Ensuite, parce que – contrairement à bien des idées reçues – la répartition de la DSIL est très défavorable aux territoires urbains et métropolitains. Ainsi, si l’on analyse uniquement la DSIL communale, elle décroît dans des proportions importantes selon les strates de population (36 euros par habitant pour 2 000 à 3 500 habitants, et 1 euro pour 200 000 habitants). Dans le cadre de l’Alliance des territoires que prône France urbaine, il faut également permettre aux grandes villes et agglomérations de contribuer par leur effet de levier au financement de projets interterritoriaux.

Le véritable enjeu est de sanctuariser les recettes fiscales de nos territoires, et de compenser les pertes liées à la crise sanitaire. C’est notamment le cas en matière de transports : s’agissant du « versement mobilité », assis sur la masse salariale, il a donc été profondément impacté par la période de confinement que nous avons traversée. Parallèlement, les recettes commerciales se sont logiquement effondrées.

 

L’affaire Traoré ou encore les rixes à Dijon ont mis en lumière des fractures au sein de notre société, et plus particulièrement au cœur de nos territoires urbains.  Villes et métropoles ne doivent-elles pas prendre des initiatives plus fortes, afin de renforcer notre pacte social et républicain ? 

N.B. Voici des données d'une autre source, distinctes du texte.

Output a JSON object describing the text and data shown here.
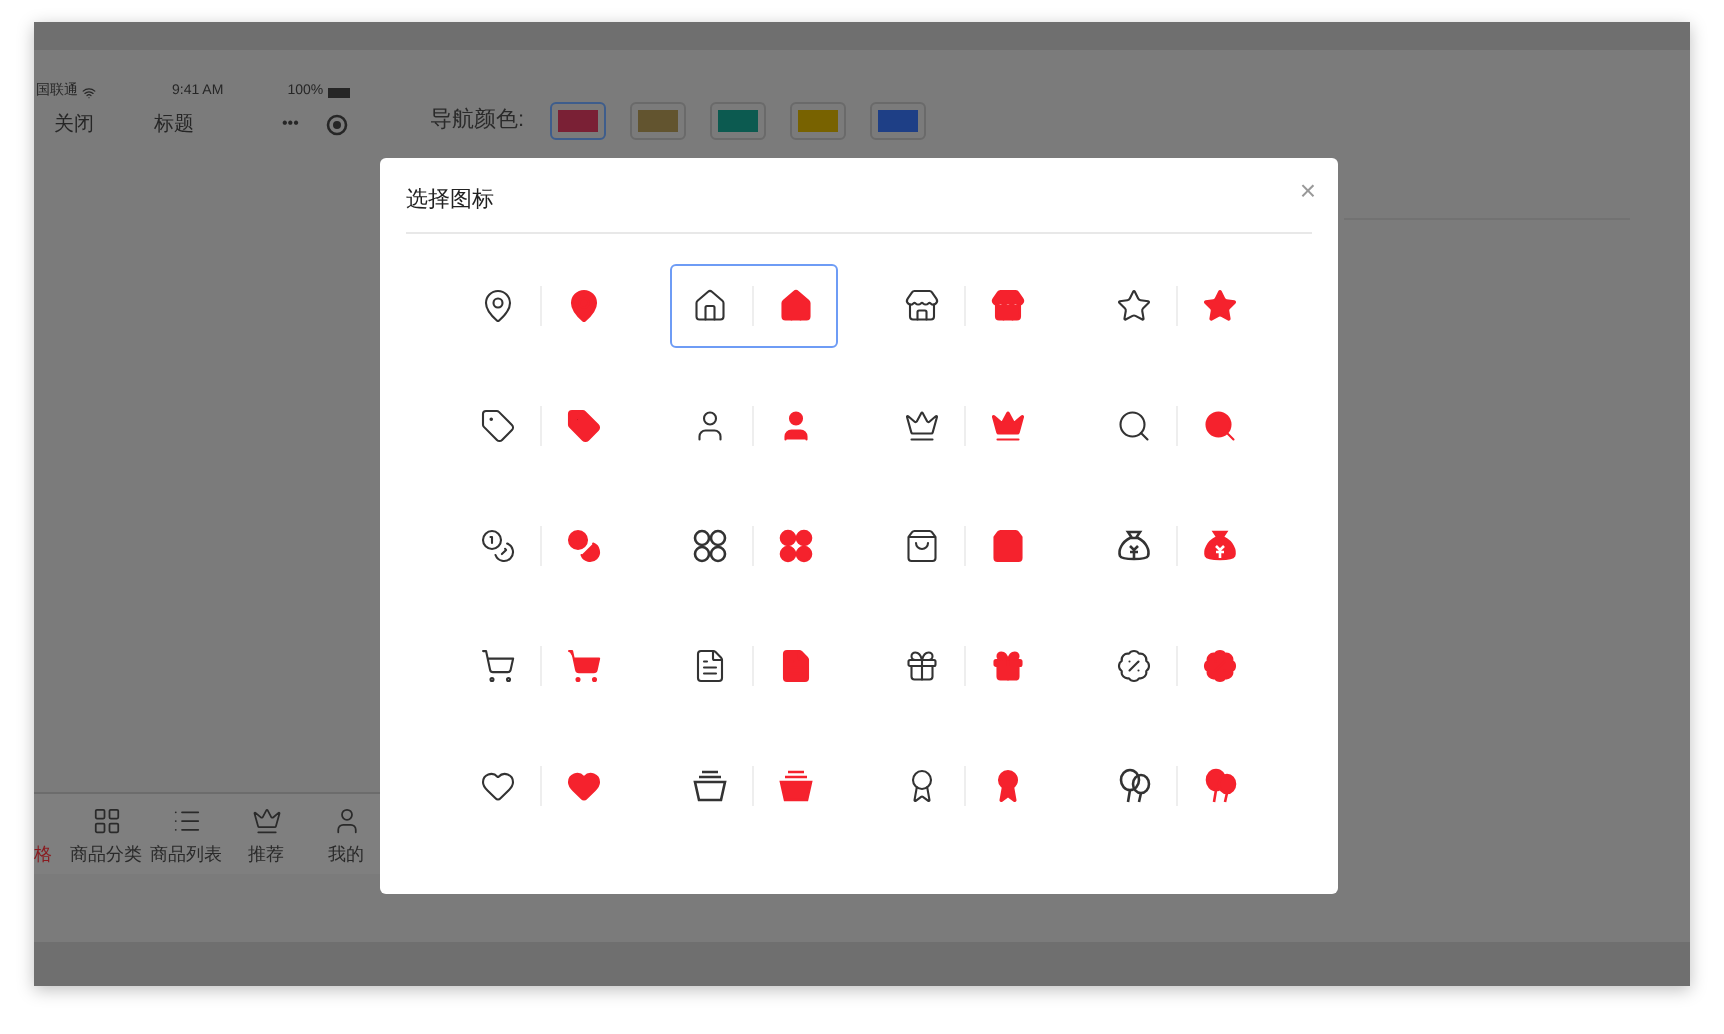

L’affaire Adama Traoré n’est pas comparable à la situation vécue à Dijon et je me garderai bien de tout commentaire sur ce sujet. Concernant les violences survenues à Dijon il y a une quinzaine de jours, France urbaine condamne avec la plus grande fermeté ces actes inacceptables qui troublent l’ordre public. Cette situation est venue mettre en lumière la nécessité de prendre en compte les propositions de France urbaine depuis plusieurs années telles que celles visant à poser les conditions d’un dialogue équilibré en instaurant un temps de concertation entre le maire, le préfet, la Direction centrale de la Sécurité publique et le Parquet, mais aussi à conforter le rôle des maires dans la prévention de la délinquance. Nous appelons à un véritable changement de paradigme dans la conception des politiques de sécurité au niveau local.